ボーエン病は,異型性を持った角化細胞が表皮内にとどまる状態であり〔SCC(squamous cell carcinoma)in situ〕,基底膜を超えて浸潤すれば有棘細胞癌となる。中年以降に発症することが多く,全身どこにでも発生するが,特に紫外線曝露部位(顔面,手背,前腕)や外陰部,臀部などに発生することが多い。原因としては,露光部であれば紫外線が,全身に多発する症例ではヒ素曝露が,外陰部であればヒトパピローマウイルス(human papillomavirus:HPV)感染などが挙げられる。臨床的には,境界明瞭な紅色~紅褐色の局面として出現し,表面に鱗屑や痂皮を伴うことが多い。病変は通常ゆっくりと拡大し,自覚症状に乏しいため,自分で見えない場所の場合は発見が遅れることもある。
▶診断のポイント
【症状】
臨床的に似ている湿疹や乾癬といった炎症性の疾患との鑑別が重要である。単発でステロイド外用に反応しない場合には,本疾患を強く疑うべきである。ダーモスコピーでは,点状あるいは蛇行状の血管拡張,白色鱗屑,赤色の構造の乏しい背景が特徴所見となる。
【検査所見】
確定診断は皮膚生検で行う。病理組織学的に表皮全層にわたる異型角化細胞がみられ,基底層は保たれる。
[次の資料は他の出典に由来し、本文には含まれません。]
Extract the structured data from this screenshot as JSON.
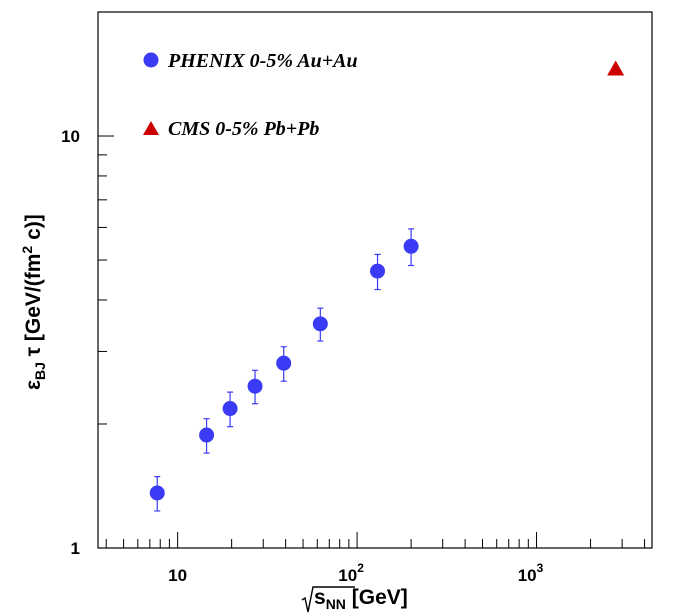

多核巨細胞様の細胞が凝集してみられることもあり, “clumping cell”と呼ばれる所見が観察されることがある。
【鑑別疾患】
日光角化症は臨床的に類似するが,日光角化症は異型角化細胞が表皮全層ではなく,表皮下層を中心に不規則に増殖すること,そして真皮には日光性弾力線維症を伴うことで鑑別が可能である。
外陰部ボーエン様丘疹症は,組織学的にはボーエン病と類似しており,病理標本だけでの鑑別は困難である。一方で,臨床的には外陰部ボーエン様丘疹症は外陰部に黒色の丘疹が多発することから,典型的なボーエン病とは異なる。